Table of Contents
Various kinds of Malware are looming around freely and threat actors seem to be feasting on unsuspecting users using the various kinds of malware. So much so that they are not leaving any device from their clutches.
Here we are going to talk about a recent Android Trojan that has been codenamed FlyTrap that has been active since March 2021. It has reportedly compromised the Facebook accounts of over 10,000 users across 144 countries.
In this blog, we’ll also have a look at how this Malware has been able to accomplish its malicious intent and what you as a user can do to stay away from such Malware.
How Did FlyTrap Malware Compromise Facebook Accounts
As reported by Zimperium researchers, the threat was disguised and circulated with the help of several themes that tricked users into downloading the application.
The Android Trojan, FlyTrap, has impacted over 10,000 victims in 144 countries but Zimperium customers are protected from this malware. #WeSecureMobile #FlyTrap #AndroidTrojanhttps://t.co/7qxI8cqydq pic.twitter.com/PXR8gm8C4J
— ZIMPERIUM (@ZIMPERIUM) August 10, 2021
These themes included Google AdWords coupon codes, Netflix coupon codes and even voting for the best soccer player or team.

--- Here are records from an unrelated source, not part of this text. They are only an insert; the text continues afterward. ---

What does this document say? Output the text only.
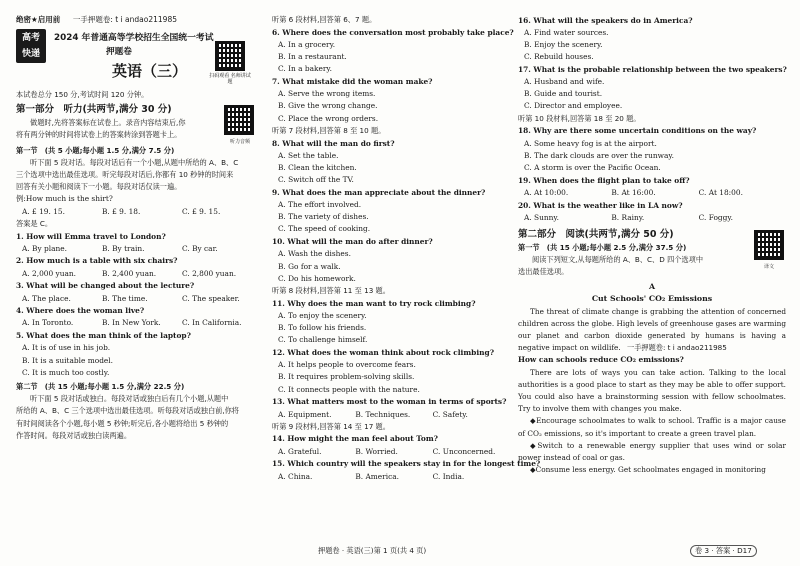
绝密★启用前 一手押题卷: t i andao211985
高考
快递
2024 年普通高等学校招生全国统一考试
押题卷
英语（三）	扫码观看 名师讲试题
本试卷总分 150 分,考试时间 120 分钟。
第一部分　听力(共两节,满分 30 分)
做题时,先将答案标在试卷上。录音内容结束后,你
将有两分钟的时间将试卷上的答案转涂到答题卡上。
听力音频
第一节　(共 5 小题;每小题 1.5 分,满分 7.5 分)
听下面 5 段对话。每段对话后有一个小题,从题中所给的 A、B、C
三个选项中选出最佳选项。听完每段对话后,你都有 10 秒钟的时间来
回答有关小题和阅读下一小题。每段对话仅读一遍。
例:How much is the shirt?
A. £ 19. 15.	B. £ 9. 18.	C. £ 9. 15.
答案是 C。
1. How will Emma travel to London?
A. By plane.	B. By train.	C. By car.
2. How much is a table with six chairs?
A. 2,000 yuan.	B. 2,400 yuan.	C. 2,800 yuan.
3. What will be changed about the lecture?
A. The place.	B. The time.	C. The speaker.
4. Where does the woman live?
A. In Toronto.	B. In New York.	C. In California.
5. What does the man think of the laptop?
A. It is of use in his job.
B. It is a suitable model.
C. It is much too costly.
第二节　(共 15 小题;每小题 1.5 分,满分 22.5 分)
听下面 5 段对话或独白。每段对话或独白后有几个小题,从题中
所给的 A、B、C 三个选项中选出最佳选项。听每段对话或独白前,你将
有时间阅读各个小题,每小题 5 秒钟;听完后,各小题将给出 5 秒钟的
作答时间。每段对话或独白读两遍。
听第 6 段材料,回答第 6、7 题。
6. Where does the conversation most probably take place?
A. In a grocery.
B. In a restaurant.
C. In a bakery.
7. What mistake did the woman make?
A. Serve the wrong items.
B. Give the wrong change.
C. Place the wrong orders.
听第 7 段材料,回答第 8 至 10 题。
8. What will the man do first?
A. Set the table.
B. Clean the kitchen.
C. Switch off the TV.
9. What does the man appreciate about the dinner?
A. The effort involved.
B. The variety of dishes.
C. The speed of cooking.
10. What will the man do after dinner?
A. Wash the dishes.
B. Go for a walk.
C. Do his homework.
听第 8 段材料,回答第 11 至 13 题。
11. Why does the man want to try rock climbing?
A. To enjoy the scenery.
B. To follow his friends.
C. To challenge himself.
12. What does the woman think about rock climbing?
A. It helps people to overcome fears.
B. It requires problem-solving skills.
C. It connects people with the nature.
13. What matters most to the woman in terms of sports?
A. Equipment.	B. Techniques.	C. Safety.
听第 9 段材料,回答第 14 至 17 题。
14. How might the man feel about Tom?
A. Grateful.	B. Worried.	C. Unconcerned.
15. Which country will the speakers stay in for the longest time?
A. China.	B. America.	C. India.
16. What will the speakers do in America?
A. Find water sources.
B. Enjoy the scenery.
C. Rebuild houses.
17. What is the probable relationship between the two speakers?
A. Husband and wife.
B. Guide and tourist.
C. Director and employee.
听第 10 段材料,回答第 18 至 20 题。
18. Why are there some uncertain conditions on the way?
A. Some heavy fog is at the airport.
B. The dark clouds are over the runway.
C. A storm is over the Pacific Ocean.
19. When does the flight plan to take off?
A. At 10:00.	B. At 16:00.	C. At 18:00.
20. What is the weather like in LA now?
A. Sunny.	B. Rainy.	C. Foggy.
第二部分　阅读(共两节,满分 50 分)
第一节　(共 15 小题;每小题 2.5 分,满分 37.5 分)
阅读下列短文,从每题所给的 A、B、C、D 四个选项中
选出最佳选项。
译文
A
Cut Schools' CO₂ Emissions
The threat of climate change is grabbing the attention of concerned children across the globe. High levels of greenhouse gases are warming our planet and carbon dioxide generated by humans is having a negative impact on wildlife. 一手押题卷: t i andao211985
How can schools reduce CO₂ emissions?
There are lots of ways you can take action. Talking to the local authorities is a good place to start as they may be able to offer support. You could also have a brainstorming session with fellow schoolmates. Try to involve them with changes you make.
◆Encourage schoolmates to walk to school. Traffic is a major cause of CO₂ emissions, so it's important to create a green travel plan.
◆Switch to a renewable energy supplier that uses wind or solar power instead of coal or gas.
◆Consume less energy. Get schoolmates engaged in monitoring
押题卷 · 英语(三)第 1 页(共 4 页)	卷 3 · 答案 · D17
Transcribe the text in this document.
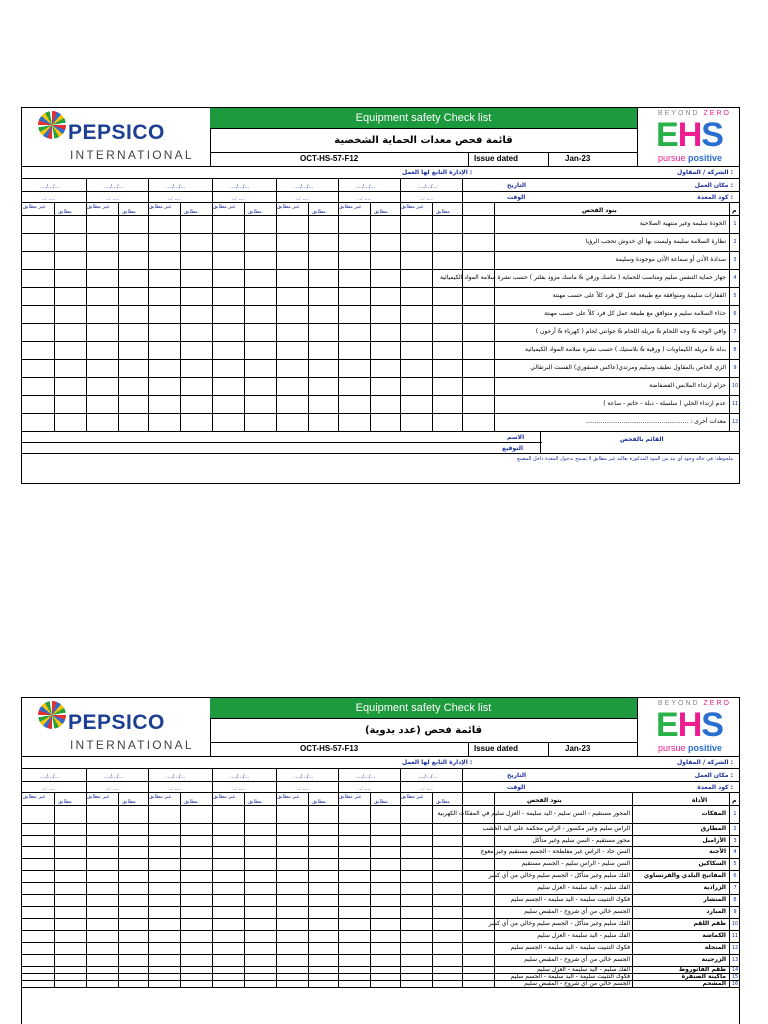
PEPSICO
INTERNATIONAL
Equipment safety Check list
قائمة فحص معدات الحماية الشخصية
OCT-HS-57-F12	Issue dated	Jan-23
BEYOND ZERO
EHS
pursue positive
الشركة / المقاول :
الإدارة التابع لها العمل :
مكان العمل :
التاريخ
كود المعدة :
الوقت
..../.../...
..: ....
غير مطابق
مطابق
..../.../...
..: ....
غير مطابق
مطابق
..../.../...
..: ....
غير مطابق
مطابق
..../.../...
..: ....
غير مطابق
مطابق
..../.../...
..: ....
غير مطابق
مطابق
..../.../...
..: ....
غير مطابق
مطابق
..../.../...
..: ....
غير مطابق
مطابق	بنود الفحص	م
1
الخوذة سليمة وغير منتهية الصلاحية
2
نظارة السلامة سليمة وليست بها أي خدوش تحجب الرؤيا
3
سدادة الأذن أو سماعة الأذن موجودة وسليمة
4
جهاز حماية التنفس سليم ومناسب للحماية ( ماسك ورقي & ماسك مزود بفلتر ) حسب نشرة سلامة المواد الكيميائية
5
القفازات سليمة ومتوافقة مع طبيعة عمل كل فرد كلاً على حسب مهنتة
6
حذاء السلامة سليم و متوافق مع طبيعة عمل كل فرد كلاً على حسب مهنتة
7
واقي الوجه & وجه اللحام & مريلة اللحام & جوانتي لحام ( كهرباء & أرجون )
8
بدلة & مريلة الكيماويات ( ورقية & بلاستيك ) حسب نشرة سلامة المواد الكيميائية
9
الزي الخاص بالمقاول نظيف وسليم ومرتدي(عاكس فسفوري) الفست البرتقالي
10
حزام ارتداء الملابس الفضفاضة
11
عدم ارتداء الحلي ( سلسلة - دبلة - خاتم - ساعة )
12
معدات أخرى : ......................................................
القائم بالفحص
الاسم
التوقيع
ملحوظة: في حالة وجود أي بند من البنود المذكورة بعاليه غير مطابق لا يسمح بدخول المعدة داخل المصنع
PEPSICO
INTERNATIONAL
Equipment safety Check list
قائمة فحص (عدد يدوية)
OCT-HS-57-F13	Issue dated	Jan-23
BEYOND ZERO
EHS
pursue positive
الشركة / المقاول :
الإدارة التابع لها العمل :
مكان العمل :
التاريخ
كود المعدة :
الوقت
..../.../...
..: ....
غير مطابق
مطابق
..../.../...
..: ....
غير مطابق
مطابق
..../.../...
..: ....
غير مطابق
مطابق
..../.../...
..: ....
غير مطابق
مطابق
..../.../...
..: ....
غير مطابق
مطابق
..../.../...
..: ....
غير مطابق
مطابق
..../.../...
..: ....
غير مطابق
مطابق	بنود الفحص	الأداة	م
1
المفكات
المحور مستقيم - السن سليم - اليد سليمة - العزل سليم في المفكات الكهربية
2
المطارق
الراس سليم وغير مكسور - الراس محكمة على اليد الخشب
3
الأزاميل
محور مستقيم - السن سليم وغير متآكل
4
الأجنة
السن حاد - الراس غير مفلطحة - الجسم مستقيم وغير معوج
5
السكاكين
السن سليم - الراس سليم - الجسم مستقيم
6
المفاتيح البلدي والفرنساوي
الفك سليم وغير متآكل - الجسم سليم وخالي من أي كسر
7
الزرادية
الفك سليم - اليد سليمة - العزل سليم
8
المنشار
فكوك التثبيت سليمة - اليد سليمة - الجسم سليم
9
المبارد
الجسم خالي من أي شروخ - المقبض سليم
10
طقم اللقم
الفك سليم وغير متآكل - الجسم سليم وخالي من أي كسر
11
الكماشة
الفك سليم - اليد سليمة - العزل سليم
12
المنجلة
فكوك التثبيت سليمة - اليد سليمة - الجسم سليم
13
الزرجينة
الجسم خالي من أي شروخ - المقبض سليم
14
طقم الفاتوروط
الفك سليم - اليد سليمة - العزل سليم
15
ماكينة الصنفرة
فكوك التثبيت سليمة - اليد سليمة - الجسم سليم
16
المشحم
الجسم خالي من أي شروخ - المقبض سليم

The look and feel of the applications were so genuine and attractive that they tricked users into downloading such applications after which hackers were able to hack into users’ Facebook accounts.
FlyTrap – Modus Operandi
After a user installed an application, the subsequent pages prompted users to give a response as mentioned in the screenshots below. The engagement reached a point where a user had to furnish the Facebook login credentials to further act (For instance, get a Netflix coupon). And, once the user entered the credentials, he or she was taken to another page that stated that the “coupon has expired” since there was no actual coupon.
Ways You Can Steer Clear of FlyTrap Trojan or Any Other Malicious Threat
1. Use An Anti-malware App
It is advisable to install a reliable anti-malware or antivirus app that’ll be able to track a Trojan like FlyTrap before it causes any further damage to your device. Here are some of the best anti-malware apps for Android.
Systweak Anti-Malware is one of the best antivirus apps for Android that protects your Android smartphone from impending viruses. It is power-packed with advanced algorithms that are capable of automatically identifying and removing malicious threats.
Here are some of its best features:
- Real-time protection from malicious threats
- All apps are checked so that you don’t have a malicious application on your smartphone. This means it will check every app even if it is installed from Google Play Store
- You can schedule scans daily/ weekly
- Multiple scanning modes that can root out even the most deeply ingrained malware from your smartphone
- Functionality to whitelist trusted apps
Download Systweak Anti-Malware
2. Don’t Click on Unknown Links
There are several kinds of malware that are being circulated via links that look very genuine as these are named after authentic apps. Don’t fall prey to these and click on them, no matter how genuine or enticing they might be.
3. Beware of Permissions That You Give To Apps
We have already talked a great deal about how you can manage Android app permissions. If you think that an app should not ask for a particular permission, you should not give that app permission. For example, a simple calculator app should not ask permission to access your camera. If it does, chances are it has some ulterior motives.
4. Be Careful of the Apps That You Download From Google Play Store
What glitters is not always gold. The FlyTrap Trojan put the garb of high-quality designs and sophisticated social engineering which is capable of deceiving anyone. So, even if you have the slightest doubt that the app can cause harm to your smartphone, don’t install it.
5. Your Social Media Account Is Yours Only
This means you should neither hand over your credentials such as username or password of your social media account to someone else nor you should let anyone access your social media account even if you have logged into it.
The motive of this blog is not just to make you aware of just one malicious threat, but to warn you against several such ongoing malware through which threat actors can hog onto your secure credentials. As users of any device or operating system, we need to be vigilant and look past just high-end graphics that might rope you into furnishing details. Also, you should be wary of the apps that prompt you to login into your social media accounts.